Well, if you had millions and want exotics, set up a zoo!!! Buy a commercial factory unit and build a reptile display tourist attraction. Make some relevant political donations and watch the exotic keeping ability roll in. I know there is legally kept exotics in tourist attractions in NSW.

Employ the right people (who are all probably on here) and if they won't let you keep & display them cry restraint of trade.

Then set up an Oenpelli scientific project and get government backing. PHD anyone? Then they'll let ya keep Oenpellis as well I reckon.

Then it's fijian green iguanas for me.

After all, this is all dreaming isn't it??


----------



## JandC_Reptiles (Jan 14, 2006)

*I would purchase:*

5br house (rompus, study, ducted air/heat, built ins, ensuite etc)

finish off our car (VL Calais turbo wagon)

build a bike (1996 soft-tail Harley)

buy a boat (5m fish-about)

invest in a small business (Cichlid aquarium & Herp store)



_*EDIT:*
Actually I would sell our current car & build 1 of the following:
1957 Chev sedan
1957 Chev coupe
1957 Chev Nomad wagon
1969 Ford Mustang
1969 Holden HK monaro_


----------



## misky (Jan 14, 2006)

For me it would have to be a pair of gtps, couple (or more) eastern water dragons, a pair of bells (the monitors, not the ringing kind) and most importantly.... a pair of perenties.

And even though it's not a reptile i'd be heading put to buy myself a nice big black great dane as well.


----------



## Reptilegirl (Jan 14, 2006)

well WHEN i win the lotto i'll be taking pete's advice and setting up my own zoo (sure could use one around here) i'd have 2 of noah's arks (without the stink bugs).. a couple of islands, ranches, town houses, in lots of different countries hmmm what else...i'd have to give some money to my family and friends too.. ummm a couple of cars and someone to drive them... a couple of four wheelers for padock bashin... and lots and lots of animal supplies
Megz


----------



## Retic (Jan 14, 2006)

Oh come on with all that money I'm sure you would be able to find a decent car :lol: 



JandC_Reptiles said:


> Actually I would sell our current car & build 1 of the following:
> 1957 Chev sedan
> 1957 Chev coupe
> 1957 Chev Nomad wagon
> ...


----------



## chameleon (Jan 14, 2006)

ill buy the EPA and breed gila monsters


----------



## Retic (Jan 14, 2006)

Now you're talking.


----------



## Moreliaman (Jan 14, 2006)

I'd buy New Zealand, change the law's,and then import what i want  and i reckon i'd have change !! :lol: 

Seriously, id buy land in queens and open up my own reptile zoo 8)


----------



## Retic (Jan 14, 2006)

Queens in New York ? A bit cold in the winter.

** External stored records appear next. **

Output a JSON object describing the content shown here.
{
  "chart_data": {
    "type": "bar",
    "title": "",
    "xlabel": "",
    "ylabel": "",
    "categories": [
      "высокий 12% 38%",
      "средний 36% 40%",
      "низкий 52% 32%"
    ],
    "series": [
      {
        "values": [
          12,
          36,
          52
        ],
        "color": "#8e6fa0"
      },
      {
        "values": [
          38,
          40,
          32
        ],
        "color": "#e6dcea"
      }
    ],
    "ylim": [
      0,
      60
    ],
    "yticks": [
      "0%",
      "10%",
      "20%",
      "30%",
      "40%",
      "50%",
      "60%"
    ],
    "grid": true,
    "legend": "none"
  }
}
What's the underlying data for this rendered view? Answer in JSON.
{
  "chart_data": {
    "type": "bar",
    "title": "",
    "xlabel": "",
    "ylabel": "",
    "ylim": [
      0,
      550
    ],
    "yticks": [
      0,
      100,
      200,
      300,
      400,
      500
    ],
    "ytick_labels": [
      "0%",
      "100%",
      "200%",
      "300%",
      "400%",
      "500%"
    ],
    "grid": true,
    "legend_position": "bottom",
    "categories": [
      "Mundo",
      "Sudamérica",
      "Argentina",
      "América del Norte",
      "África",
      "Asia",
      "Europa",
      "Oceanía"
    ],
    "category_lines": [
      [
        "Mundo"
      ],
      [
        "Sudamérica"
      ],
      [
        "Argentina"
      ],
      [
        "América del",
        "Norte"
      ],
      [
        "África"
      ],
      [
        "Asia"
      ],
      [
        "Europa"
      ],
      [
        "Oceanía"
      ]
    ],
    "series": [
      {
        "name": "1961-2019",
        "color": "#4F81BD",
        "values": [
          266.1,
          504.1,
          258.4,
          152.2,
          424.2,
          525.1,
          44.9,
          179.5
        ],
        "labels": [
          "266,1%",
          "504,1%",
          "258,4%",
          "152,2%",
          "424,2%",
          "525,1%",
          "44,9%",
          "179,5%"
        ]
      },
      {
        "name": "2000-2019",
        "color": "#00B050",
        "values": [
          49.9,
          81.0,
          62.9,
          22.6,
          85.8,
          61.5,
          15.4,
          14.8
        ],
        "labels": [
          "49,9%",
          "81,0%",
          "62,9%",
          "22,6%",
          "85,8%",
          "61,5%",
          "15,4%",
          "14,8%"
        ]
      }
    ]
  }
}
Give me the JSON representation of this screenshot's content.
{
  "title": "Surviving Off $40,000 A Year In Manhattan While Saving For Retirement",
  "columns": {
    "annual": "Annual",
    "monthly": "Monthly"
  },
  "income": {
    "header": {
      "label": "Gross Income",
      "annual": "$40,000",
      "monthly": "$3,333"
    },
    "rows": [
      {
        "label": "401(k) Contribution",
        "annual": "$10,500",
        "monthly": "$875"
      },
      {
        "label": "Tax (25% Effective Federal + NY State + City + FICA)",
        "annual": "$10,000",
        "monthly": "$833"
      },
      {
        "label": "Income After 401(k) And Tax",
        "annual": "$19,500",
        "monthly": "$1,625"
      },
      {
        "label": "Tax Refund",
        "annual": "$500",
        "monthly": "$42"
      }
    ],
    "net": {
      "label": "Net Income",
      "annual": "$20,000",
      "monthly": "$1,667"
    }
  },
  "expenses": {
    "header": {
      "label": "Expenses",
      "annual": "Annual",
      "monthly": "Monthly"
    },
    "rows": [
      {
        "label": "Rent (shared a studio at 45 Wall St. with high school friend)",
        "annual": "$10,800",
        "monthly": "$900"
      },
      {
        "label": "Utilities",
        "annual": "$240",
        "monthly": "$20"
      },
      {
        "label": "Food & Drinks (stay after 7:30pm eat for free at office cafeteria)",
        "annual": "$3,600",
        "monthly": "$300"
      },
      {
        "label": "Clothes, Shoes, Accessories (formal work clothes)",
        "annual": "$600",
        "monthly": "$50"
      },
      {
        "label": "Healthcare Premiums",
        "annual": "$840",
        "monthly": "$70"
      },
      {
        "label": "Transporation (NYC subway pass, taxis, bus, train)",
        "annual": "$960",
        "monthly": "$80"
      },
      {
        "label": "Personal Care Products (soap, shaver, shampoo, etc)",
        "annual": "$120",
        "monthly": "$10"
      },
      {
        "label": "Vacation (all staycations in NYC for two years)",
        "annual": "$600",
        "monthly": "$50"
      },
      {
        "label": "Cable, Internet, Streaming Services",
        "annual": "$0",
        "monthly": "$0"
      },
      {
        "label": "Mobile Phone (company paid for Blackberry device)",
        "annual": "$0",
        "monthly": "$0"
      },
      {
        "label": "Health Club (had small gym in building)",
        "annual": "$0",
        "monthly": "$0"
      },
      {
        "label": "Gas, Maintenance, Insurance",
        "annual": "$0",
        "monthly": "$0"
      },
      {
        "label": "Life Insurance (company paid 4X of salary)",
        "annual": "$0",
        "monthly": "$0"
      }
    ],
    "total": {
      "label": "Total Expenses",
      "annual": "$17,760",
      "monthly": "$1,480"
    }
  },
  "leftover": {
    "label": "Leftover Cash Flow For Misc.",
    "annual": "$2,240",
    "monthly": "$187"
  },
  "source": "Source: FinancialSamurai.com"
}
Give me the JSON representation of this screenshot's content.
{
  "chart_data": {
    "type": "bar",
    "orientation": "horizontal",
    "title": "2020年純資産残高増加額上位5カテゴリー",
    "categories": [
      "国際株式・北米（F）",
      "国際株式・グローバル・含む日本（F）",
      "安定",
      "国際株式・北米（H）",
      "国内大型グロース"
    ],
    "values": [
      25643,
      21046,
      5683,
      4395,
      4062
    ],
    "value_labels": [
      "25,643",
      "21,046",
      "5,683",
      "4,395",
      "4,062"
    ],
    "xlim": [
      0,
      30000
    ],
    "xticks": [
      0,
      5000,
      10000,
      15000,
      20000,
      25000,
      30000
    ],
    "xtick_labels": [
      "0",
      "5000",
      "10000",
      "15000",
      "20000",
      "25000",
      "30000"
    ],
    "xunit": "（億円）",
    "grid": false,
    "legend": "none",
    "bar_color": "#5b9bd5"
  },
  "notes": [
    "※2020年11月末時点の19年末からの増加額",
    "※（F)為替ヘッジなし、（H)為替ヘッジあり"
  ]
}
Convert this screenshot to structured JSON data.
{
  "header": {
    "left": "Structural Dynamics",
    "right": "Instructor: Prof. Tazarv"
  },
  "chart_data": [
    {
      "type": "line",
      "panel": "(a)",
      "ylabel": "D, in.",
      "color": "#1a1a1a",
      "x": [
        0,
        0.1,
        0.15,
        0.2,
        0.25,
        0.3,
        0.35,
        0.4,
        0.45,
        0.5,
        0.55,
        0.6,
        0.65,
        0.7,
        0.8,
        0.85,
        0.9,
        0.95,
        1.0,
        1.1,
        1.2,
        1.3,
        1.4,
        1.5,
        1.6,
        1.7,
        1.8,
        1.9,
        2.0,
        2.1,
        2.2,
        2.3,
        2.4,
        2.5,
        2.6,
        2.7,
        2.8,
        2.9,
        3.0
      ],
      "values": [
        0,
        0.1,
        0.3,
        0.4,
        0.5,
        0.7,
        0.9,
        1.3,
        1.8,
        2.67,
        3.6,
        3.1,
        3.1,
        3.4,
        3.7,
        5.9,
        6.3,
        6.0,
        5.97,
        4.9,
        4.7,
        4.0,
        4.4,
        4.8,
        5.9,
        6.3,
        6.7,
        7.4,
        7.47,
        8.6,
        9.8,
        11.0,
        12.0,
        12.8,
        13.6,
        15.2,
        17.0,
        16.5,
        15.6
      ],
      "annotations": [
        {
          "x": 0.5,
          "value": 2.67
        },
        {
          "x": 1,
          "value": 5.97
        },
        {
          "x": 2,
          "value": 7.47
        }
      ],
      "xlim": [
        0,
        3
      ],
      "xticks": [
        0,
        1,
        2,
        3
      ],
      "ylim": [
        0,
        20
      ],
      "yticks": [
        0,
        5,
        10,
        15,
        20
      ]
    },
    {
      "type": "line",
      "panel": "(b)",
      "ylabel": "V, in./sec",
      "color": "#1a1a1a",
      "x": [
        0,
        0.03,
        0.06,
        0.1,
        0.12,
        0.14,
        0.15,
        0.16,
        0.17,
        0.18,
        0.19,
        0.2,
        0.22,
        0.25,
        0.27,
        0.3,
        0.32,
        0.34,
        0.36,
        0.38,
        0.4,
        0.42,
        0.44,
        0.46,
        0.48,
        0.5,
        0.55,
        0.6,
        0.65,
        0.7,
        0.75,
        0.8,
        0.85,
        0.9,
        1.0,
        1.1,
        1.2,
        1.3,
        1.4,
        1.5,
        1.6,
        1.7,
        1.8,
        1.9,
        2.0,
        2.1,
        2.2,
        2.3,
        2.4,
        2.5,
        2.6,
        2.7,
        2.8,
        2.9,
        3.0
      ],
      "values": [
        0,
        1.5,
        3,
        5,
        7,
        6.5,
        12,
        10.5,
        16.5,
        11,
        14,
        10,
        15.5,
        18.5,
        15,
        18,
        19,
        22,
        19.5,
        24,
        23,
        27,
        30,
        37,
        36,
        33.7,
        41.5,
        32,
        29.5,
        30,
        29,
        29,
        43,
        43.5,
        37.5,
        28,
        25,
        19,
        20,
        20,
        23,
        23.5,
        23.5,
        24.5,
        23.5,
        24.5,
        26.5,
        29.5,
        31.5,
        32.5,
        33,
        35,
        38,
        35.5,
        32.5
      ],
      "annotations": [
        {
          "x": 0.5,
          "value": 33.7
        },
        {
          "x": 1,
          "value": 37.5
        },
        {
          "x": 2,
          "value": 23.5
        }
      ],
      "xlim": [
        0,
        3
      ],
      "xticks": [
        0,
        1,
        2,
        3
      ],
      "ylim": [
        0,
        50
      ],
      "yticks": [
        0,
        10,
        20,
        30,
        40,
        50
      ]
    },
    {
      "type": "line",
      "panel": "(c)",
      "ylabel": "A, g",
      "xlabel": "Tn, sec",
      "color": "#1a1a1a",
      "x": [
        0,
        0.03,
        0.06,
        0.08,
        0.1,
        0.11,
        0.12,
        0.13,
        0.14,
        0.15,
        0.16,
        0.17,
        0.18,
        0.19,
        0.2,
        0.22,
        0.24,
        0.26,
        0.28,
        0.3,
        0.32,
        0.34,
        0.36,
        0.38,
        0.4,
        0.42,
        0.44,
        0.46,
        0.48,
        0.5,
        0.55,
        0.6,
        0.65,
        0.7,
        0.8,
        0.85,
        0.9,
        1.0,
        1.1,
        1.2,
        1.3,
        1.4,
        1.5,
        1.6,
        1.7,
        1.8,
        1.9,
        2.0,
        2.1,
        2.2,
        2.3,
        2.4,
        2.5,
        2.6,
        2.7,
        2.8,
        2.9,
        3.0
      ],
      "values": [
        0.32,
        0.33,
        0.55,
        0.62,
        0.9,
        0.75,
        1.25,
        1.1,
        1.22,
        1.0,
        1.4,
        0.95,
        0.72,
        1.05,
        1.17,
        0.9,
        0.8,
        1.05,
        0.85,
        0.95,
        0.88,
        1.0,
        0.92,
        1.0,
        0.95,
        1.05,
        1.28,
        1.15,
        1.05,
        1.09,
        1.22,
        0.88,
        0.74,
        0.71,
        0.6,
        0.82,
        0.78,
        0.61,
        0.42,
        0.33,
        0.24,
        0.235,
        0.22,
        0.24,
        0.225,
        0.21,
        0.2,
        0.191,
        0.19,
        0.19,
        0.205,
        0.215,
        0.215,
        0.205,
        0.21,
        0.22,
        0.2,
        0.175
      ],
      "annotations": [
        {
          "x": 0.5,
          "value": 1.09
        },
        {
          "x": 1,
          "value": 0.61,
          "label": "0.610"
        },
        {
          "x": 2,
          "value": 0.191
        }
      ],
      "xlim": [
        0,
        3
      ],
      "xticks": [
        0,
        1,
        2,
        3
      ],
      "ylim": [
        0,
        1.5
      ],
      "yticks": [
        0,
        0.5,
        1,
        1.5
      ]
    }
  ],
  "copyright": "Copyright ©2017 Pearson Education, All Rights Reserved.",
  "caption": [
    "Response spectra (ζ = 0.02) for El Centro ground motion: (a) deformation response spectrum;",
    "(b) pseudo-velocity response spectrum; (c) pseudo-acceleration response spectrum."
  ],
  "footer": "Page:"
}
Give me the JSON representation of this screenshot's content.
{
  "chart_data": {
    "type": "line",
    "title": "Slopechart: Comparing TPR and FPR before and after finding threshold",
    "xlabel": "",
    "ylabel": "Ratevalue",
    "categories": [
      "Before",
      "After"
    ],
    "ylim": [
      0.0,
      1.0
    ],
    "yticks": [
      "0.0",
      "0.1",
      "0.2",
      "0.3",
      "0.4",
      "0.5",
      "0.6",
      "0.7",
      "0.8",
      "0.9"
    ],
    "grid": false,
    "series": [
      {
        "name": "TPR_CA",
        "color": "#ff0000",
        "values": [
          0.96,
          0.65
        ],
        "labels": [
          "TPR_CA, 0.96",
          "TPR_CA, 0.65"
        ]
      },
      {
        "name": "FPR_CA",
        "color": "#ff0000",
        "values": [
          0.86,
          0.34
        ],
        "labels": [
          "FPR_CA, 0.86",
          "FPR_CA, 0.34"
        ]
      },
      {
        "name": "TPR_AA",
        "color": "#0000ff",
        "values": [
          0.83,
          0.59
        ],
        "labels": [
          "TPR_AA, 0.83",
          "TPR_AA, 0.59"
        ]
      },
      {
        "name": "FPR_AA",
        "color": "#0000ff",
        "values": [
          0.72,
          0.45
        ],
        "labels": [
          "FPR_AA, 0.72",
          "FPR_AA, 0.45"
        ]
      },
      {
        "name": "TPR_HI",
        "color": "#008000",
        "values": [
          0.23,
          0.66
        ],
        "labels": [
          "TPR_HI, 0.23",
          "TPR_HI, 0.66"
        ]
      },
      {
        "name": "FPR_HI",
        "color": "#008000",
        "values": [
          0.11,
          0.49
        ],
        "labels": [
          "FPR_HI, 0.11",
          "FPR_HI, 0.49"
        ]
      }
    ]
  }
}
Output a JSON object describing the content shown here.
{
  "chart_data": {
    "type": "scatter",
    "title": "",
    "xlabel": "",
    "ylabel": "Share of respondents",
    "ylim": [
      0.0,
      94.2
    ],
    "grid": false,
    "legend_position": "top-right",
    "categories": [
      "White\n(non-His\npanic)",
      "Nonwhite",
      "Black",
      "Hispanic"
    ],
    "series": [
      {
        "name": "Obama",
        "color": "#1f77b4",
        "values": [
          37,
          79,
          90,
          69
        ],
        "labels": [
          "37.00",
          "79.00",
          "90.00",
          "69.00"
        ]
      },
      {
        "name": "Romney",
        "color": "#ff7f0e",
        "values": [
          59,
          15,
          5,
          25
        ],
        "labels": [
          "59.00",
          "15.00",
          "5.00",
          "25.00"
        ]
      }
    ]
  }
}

LOL.


----------



## Moreliaman (Jan 14, 2006)

should i have said queensland then ? :?


----------



## Retic (Jan 14, 2006)

Yes, we're very sensitive about being called Queens


----------



## Moreliaman (Jan 14, 2006)

in my defence your honour, i was refering to the land & not the people.....Sorry! :wink:


----------



## FAY (Jan 14, 2006)

If I had Kerry Packers money , I am sorry but GTP'S just don't do it for me in any way shape or form!
I'd like a loveley pair of rough scale pythons.Thank you!!


----------



## olivehydra (Jan 14, 2006)

GARTHNFAY said:


> If I had Kerry Packers money , I am sorry but GTP'S just don't do it for me in any way shape or form!
> I'd like a loveley pair of rough scale pythons.Thank you!!



I dont think Kerry Packer has any money on him anymore :wink:


----------



## Moreliaman (Jan 14, 2006)

> Queens in New York ? A bit cold in the winter. LOL.


Green Tree Python, everything gets abbreviated here, you'll get used to it. From memory in the UK they are referred to as chondros ?

sorry ash.....what was it you said i shouldnt do mate ?? :lol:


----------



## peterjohnson64 (Jan 14, 2006)

Yeah Morelia, welcome to Australia. Now ya gotta learn a new language. I.e. what is a sticky beak? And if ya wanna abbreviate Queensland, we use Qld, not Queens. We aren't that "new age" yet although I have noticed the young brigade of males strutting around in pink a bit lately. mmmmm.


----------



## Ali600 (Jan 14, 2006)

A female diamond to keep my current diamond happy, a diamond for my finger, a BHP breeding pair (stunning, love them!) and a matching pair CBR FireBlades for me and my other boy :mrgreen:


----------